The New England Patriots spent Saturday at the 2026 NFL Draft making trades and selecting six players, but head coach Mike Vrabel was not in communication with the team, a team executive said.
Vrabel announced on Thursday that he would miss Day 3 of the draft to attend counseling with his family. The announcement came amid ongoing questions about photos published by the New York Post showing Vrabel at an Arizona hotel hugging and holding hands with Dianna Russini, who was The Athletic’s senior NFL insider at the time. Russini resigned from The Athletic on April 14.
“Last night, we kind of talked through things and made the decision that the time away really needs to be time away, so we were not in contact with Mike today other than some just, ‘Hope everything’s going OK,’ kind of texts early this morning,” Eliot Wolf, the Patriots’ executive vice president of player personnel, said Saturday. Wolf led the draft room while Vrabel was away.

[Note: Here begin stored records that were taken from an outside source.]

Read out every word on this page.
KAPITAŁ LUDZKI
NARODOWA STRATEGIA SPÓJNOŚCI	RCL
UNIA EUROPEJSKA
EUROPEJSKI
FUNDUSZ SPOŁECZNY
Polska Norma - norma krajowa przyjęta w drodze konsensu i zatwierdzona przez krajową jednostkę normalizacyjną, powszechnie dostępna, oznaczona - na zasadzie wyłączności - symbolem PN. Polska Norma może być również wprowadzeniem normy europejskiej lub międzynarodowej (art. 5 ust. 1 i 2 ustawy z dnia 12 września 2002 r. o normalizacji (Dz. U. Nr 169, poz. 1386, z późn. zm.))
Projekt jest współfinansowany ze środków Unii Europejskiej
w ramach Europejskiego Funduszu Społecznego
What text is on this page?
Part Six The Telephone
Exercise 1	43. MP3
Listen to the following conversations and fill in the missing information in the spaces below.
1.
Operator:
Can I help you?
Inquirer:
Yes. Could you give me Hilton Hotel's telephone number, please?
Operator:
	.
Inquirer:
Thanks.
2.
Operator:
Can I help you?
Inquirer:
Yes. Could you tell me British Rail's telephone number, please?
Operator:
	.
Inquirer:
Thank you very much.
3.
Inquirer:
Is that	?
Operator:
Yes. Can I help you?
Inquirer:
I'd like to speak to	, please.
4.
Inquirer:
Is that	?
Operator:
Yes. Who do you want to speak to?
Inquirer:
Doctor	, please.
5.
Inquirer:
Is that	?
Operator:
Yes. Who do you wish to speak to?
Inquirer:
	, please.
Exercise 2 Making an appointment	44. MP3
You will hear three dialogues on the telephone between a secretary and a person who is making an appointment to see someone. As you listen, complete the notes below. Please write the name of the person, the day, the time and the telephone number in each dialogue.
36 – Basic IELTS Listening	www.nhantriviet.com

ESPN’s Peter Schrager had reported on air during the draft Saturday that Vrabel would be in contact with his staff via phone or text, which contradicted Vrabel’s previous statement. But Schrager later corrected himself, tweeting, “I’ve learned that in the end, both Vrabel and the team ultimately chose not to interrupt him and his family.”
Wolf said that Vrabel did leave the New England front office a message after Day 2 of the draft on Friday night.
“Just words of encouragement,” Wolf said. “He knows our process, and again, we talked about what kind of players we needed to add. We knew what kind of players he liked, and, obviously, we drafted some of the guys that he had an affinity for today.”
While head coaches are typically more involved on Days 1 and 2 of the draft when the players are better known, it’s still incredibly rare for a head coach to miss any time around the draft.
But Wolf said things ran smoothly for the Patriots, even without Vrabel in attendance.
“I think it was business as usual,” Wolf said. “A lot of conversations with the coaching staff, a lot of conversations with the scouting staff. Day 3 of the draft is really the … scouts’ day. It’s the chance for some of these unheralded players to have the opportunity to get drafted, maybe some of the guys that some of the coaches didn’t even look at.”